Mike reacted to this news in the way he always deal with difficult news. He got nasty and tetchy. He told the Guardian that his opponent, Sarah Sackman would jump on any bandwagon, in reference to her efforts in campaigns to save local libraries and retain funding for disabled childrens support services. Given that all of the campaigns Sarah Sackman has fought are highly emotive local issues, where even local Tories disagree with the Council, I found it hilarious that Mike would actually draw attention to them in the local paper. What exactly would Mike expect her to say if accused of "jumping on a bandwagon" when fighting for the rights of disabled children. Should she say "Oh, I am sorry I should have let their services be cut, so that Mike wouldn't insult me?" Heaven only knows what he was thinking.
As if this wasn't bad enough, he has made an even more bonkers gaffe today.He has told Jewish News that he can "represent Jews better than a Jew". He said “A non-Jewish MP is able to represent Jewish constituents more forcefully as I can’t be accused of any vested interest. People know if I’m arguing for the Jewish community, it’s what I believe and what constituents want.”
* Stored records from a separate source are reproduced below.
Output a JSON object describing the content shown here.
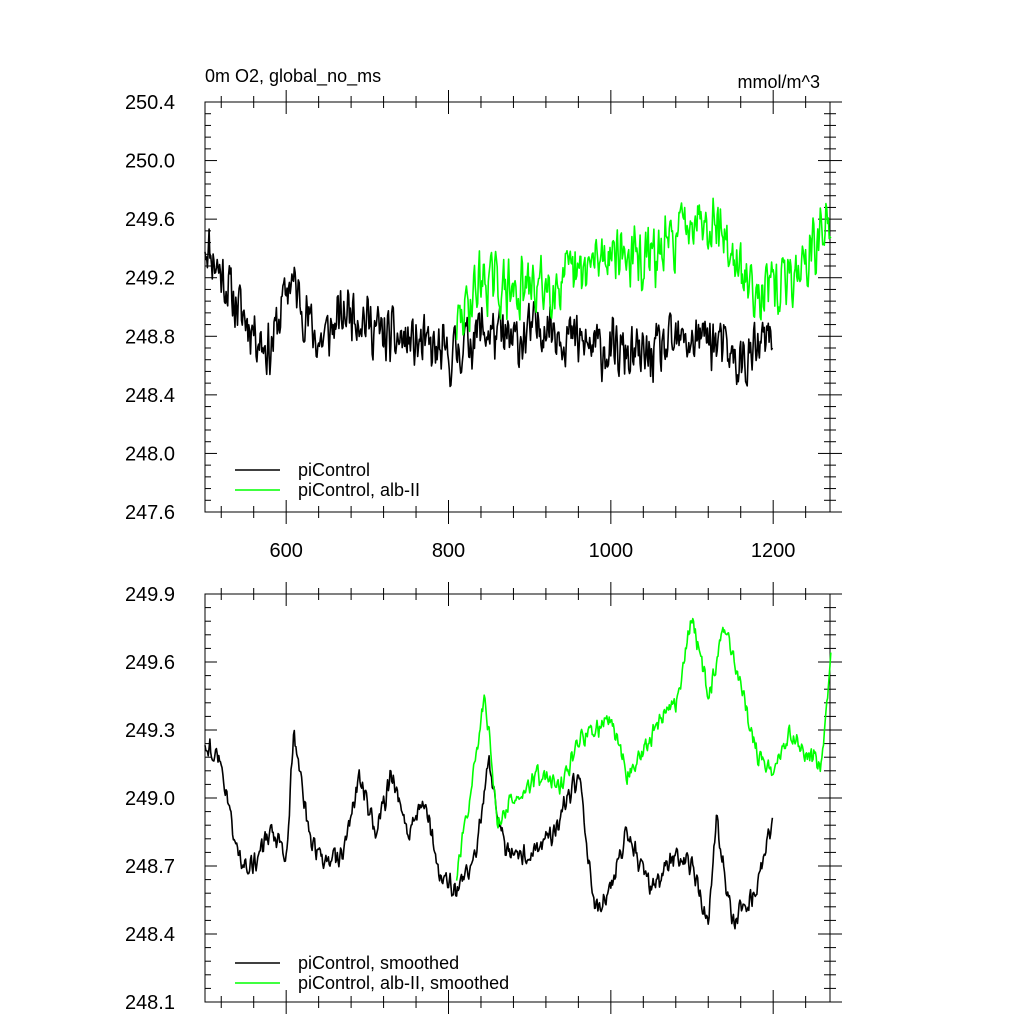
{
  "chart_data": [
    {
      "type": "line",
      "title": "0m O2, global_no_ms",
      "units": "mmol/m^3",
      "xlim": [
        500,
        1270
      ],
      "ylim": [
        247.6,
        250.4
      ],
      "x_ticks": [
        600,
        800,
        1000,
        1200
      ],
      "x_tick_labels": [
        "600",
        "800",
        "1000",
        "1200"
      ],
      "y_ticks": [
        247.6,
        248.0,
        248.4,
        248.8,
        249.2,
        249.6,
        250.0,
        250.4
      ],
      "y_tick_labels": [
        "247.6",
        "248.0",
        "248.4",
        "248.8",
        "249.2",
        "249.6",
        "250.0",
        "250.4"
      ],
      "grid": false,
      "legend_position": "bottom-left",
      "series": [
        {
          "name": "piControl",
          "color": "#000000",
          "x_range": [
            500,
            1199
          ],
          "anchors": [
            [
              500,
              249.45
            ],
            [
              540,
              249.0
            ],
            [
              580,
              248.7
            ],
            [
              605,
              249.2
            ],
            [
              640,
              248.75
            ],
            [
              680,
              249.0
            ],
            [
              720,
              248.8
            ],
            [
              760,
              248.75
            ],
            [
              800,
              248.65
            ],
            [
              840,
              248.85
            ],
            [
              880,
              248.75
            ],
            [
              920,
              248.9
            ],
            [
              960,
              248.75
            ],
            [
              1000,
              248.7
            ],
            [
              1040,
              248.65
            ],
            [
              1080,
              248.75
            ],
            [
              1120,
              248.8
            ],
            [
              1160,
              248.6
            ],
            [
              1199,
              248.8
            ]
          ],
          "noise": 0.28,
          "seed": 11
        },
        {
          "name": "piControl, alb-II",
          "color": "#00ff00",
          "x_range": [
            810,
            1271
          ],
          "anchors": [
            [
              810,
              248.85
            ],
            [
              840,
              249.2
            ],
            [
              880,
              249.1
            ],
            [
              920,
              249.15
            ],
            [
              960,
              249.2
            ],
            [
              1000,
              249.4
            ],
            [
              1040,
              249.3
            ],
            [
              1070,
              249.4
            ],
            [
              1100,
              249.65
            ],
            [
              1130,
              249.6
            ],
            [
              1160,
              249.2
            ],
            [
              1200,
              249.1
            ],
            [
              1240,
              249.3
            ],
            [
              1271,
              249.6
            ]
          ],
          "noise": 0.3,
          "seed": 29
        }
      ]
    },
    {
      "type": "line",
      "xlim": [
        500,
        1270
      ],
      "ylim": [
        248.1,
        249.9
      ],
      "x_ticks": [
        600,
        800,
        1000,
        1200
      ],
      "y_ticks": [
        248.1,
        248.4,
        248.7,
        249.0,
        249.3,
        249.6,
        249.9
      ],
      "y_tick_labels": [
        "248.1",
        "248.4",
        "248.7",
        "249.0",
        "249.3",
        "249.6",
        "249.9"
      ],
      "grid": false,
      "legend_position": "bottom-left",
      "series": [
        {
          "name": "piControl, smoothed",
          "color": "#000000",
          "x_range": [
            500,
            1199
          ],
          "anchors": [
            [
              500,
              249.25
            ],
            [
              520,
              249.15
            ],
            [
              540,
              248.75
            ],
            [
              560,
              248.7
            ],
            [
              580,
              248.85
            ],
            [
              600,
              248.75
            ],
            [
              610,
              249.3
            ],
            [
              630,
              248.8
            ],
            [
              650,
              248.7
            ],
            [
              670,
              248.75
            ],
            [
              690,
              249.1
            ],
            [
              710,
              248.85
            ],
            [
              730,
              249.1
            ],
            [
              750,
              248.85
            ],
            [
              770,
              249.0
            ],
            [
              790,
              248.65
            ],
            [
              810,
              248.6
            ],
            [
              830,
              248.7
            ],
            [
              850,
              249.15
            ],
            [
              870,
              248.75
            ],
            [
              900,
              248.75
            ],
            [
              930,
              248.85
            ],
            [
              960,
              249.1
            ],
            [
              980,
              248.5
            ],
            [
              1000,
              248.6
            ],
            [
              1020,
              248.85
            ],
            [
              1050,
              248.6
            ],
            [
              1080,
              248.75
            ],
            [
              1100,
              248.7
            ],
            [
              1120,
              248.45
            ],
            [
              1130,
              248.9
            ],
            [
              1150,
              248.45
            ],
            [
              1180,
              248.6
            ],
            [
              1199,
              248.9
            ]
          ],
          "noise": 0.07,
          "seed": 43
        },
        {
          "name": "piControl, alb-II, smoothed",
          "color": "#00ff00",
          "x_range": [
            810,
            1271
          ],
          "anchors": [
            [
              810,
              248.65
            ],
            [
              830,
              249.1
            ],
            [
              845,
              249.45
            ],
            [
              860,
              248.9
            ],
            [
              880,
              249.0
            ],
            [
              910,
              249.1
            ],
            [
              940,
              249.05
            ],
            [
              960,
              249.25
            ],
            [
              980,
              249.3
            ],
            [
              1000,
              249.35
            ],
            [
              1020,
              249.1
            ],
            [
              1040,
              249.2
            ],
            [
              1060,
              249.35
            ],
            [
              1080,
              249.4
            ],
            [
              1100,
              249.8
            ],
            [
              1120,
              249.45
            ],
            [
              1140,
              249.75
            ],
            [
              1160,
              249.5
            ],
            [
              1180,
              249.2
            ],
            [
              1200,
              249.1
            ],
            [
              1220,
              249.3
            ],
            [
              1240,
              249.2
            ],
            [
              1260,
              249.15
            ],
            [
              1271,
              249.65
            ]
          ],
          "noise": 0.06,
          "seed": 57
        }
      ]
    }
  ]
}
It appears that Mike is seeking to adopt the "Ali G" approach to the question of race. If it wasn't so hilariously stupid, it could be deemed offensive and patronising.Let's consider Mike's claim in a bit more detail. Given that Mike isn't from the Finchley and Golders Green area, one has to assume that his interest in Jewish politics arrived at around the same time as he decided he wanted a career in politics. Like many politicians, Mike clearly looked at the demographics of the area in which he lived and decided it was a good move to get onside with various local communities. Now there is nothing wrong with trying to understand your electorate and representing them, but to claim that you can do the job better than someone who has grown up within a culture is completely ridiculous. A few years ago I went to a charity fundraising dinner, where a Jewish friend of mine from Orange Hill School was speaking about the need to support the charity, which raises money for local elderly Jewish people, who need care. My friend is a successful businessman and I'd never really put him down as a great orator. When he spoke, he talked about his family, how his parents and grandparents had fled Germany, how many of his uncles and aunties hadn't and how they'd perished. He talked about how his family had struggled, about how anti semitism had destroyed half his family. He talked about how his grandparents and parents had worked night and day to ensure their children had a future. He told how that by the time he was born in 1961, the family had a successful business, built from nothing. He talked of their sacrifices and the sadness in their heart for lost family members. He then explained how they needed specialist care as they reached the twighlight of their lives and how important the work of the charity was. They needed an environment that understood their social and cultural needs. The dinner was a great success raising a huge amount of money.
When I read Mike Freer's comments, my mind went back to that. Is there any way that Mike Freer could start to put across the case so passionately? When he is in Parliament, he may speak well if he's had a briefing on a subject, but does he instinctively understand the cultural implications of what is being discussed? Whatever Mike Freer may say about Sarah Sackman, it is clear that having been born and raised in a community, she instinctively will recognise any threats or attacks, without a briefing from a friendly member of the community. To her credit, Sarah hasn't played this card, which in a seat with 22% Jewish electorate could make a huge difference. Mike Freer has. Having had the chutzpah to make such a claim, he now has to watch it crash in flames. Let me give another example of why Mike has been hoisted by his own petard. By any judgement, his finest moment in parliament was his speech about same sex marriage
It should be clear to anyone watching that the reason that Mike could put his case so effectively is because he is representing the gay community. The issue affects him directy and he was able to make a brilliant speech putting his case forward, calling on his own personal experiences. Mike was widely congratulated for this speech and it was widely accepted that the personal element that he referred to helped him make the point.
Sadly however Mike feels that Jewish people clearly can't use their personal experience to the same effect. They need "Big Uncle Mike" to make the case for them. As far as I am concerned, the idea that Sarah Sackman, who is an extremely eloquent barrister, would be less able to represent the Jewish community than Mike Freer is laughable.
The trouble with Mike is that he just doesn't seem to really be clever enough to see the contradictions in his own arguments. In truth he's in a state of panic. His campaign has become like a pantomime, with Mike shouting "Where's my Parliamentary career" and the electorate shouting "It's behind you".
The following tweet seems to sum up the general reaction to Mike Freers statement
I think that this statement from Mike could be the defining moment in the Finchley and Golders Green election. Whilst I am sure that some people would vote Tory even if a donkey was standing, many will be put off by what Mike had to say. I doubt that anyone in the Jewish community thinks that only Mike Freer can represent them successfully. I think some may actually be rather disgusted by the implication that a Jewish MP may be perceived as less honest than someone who has simply turned up and grubbed for a few votes, when representing the people they've spent their life growing up with.
The most illuminating thing about Mikes panto act is the fact that he has chosen this as his battleground. How desperate is that?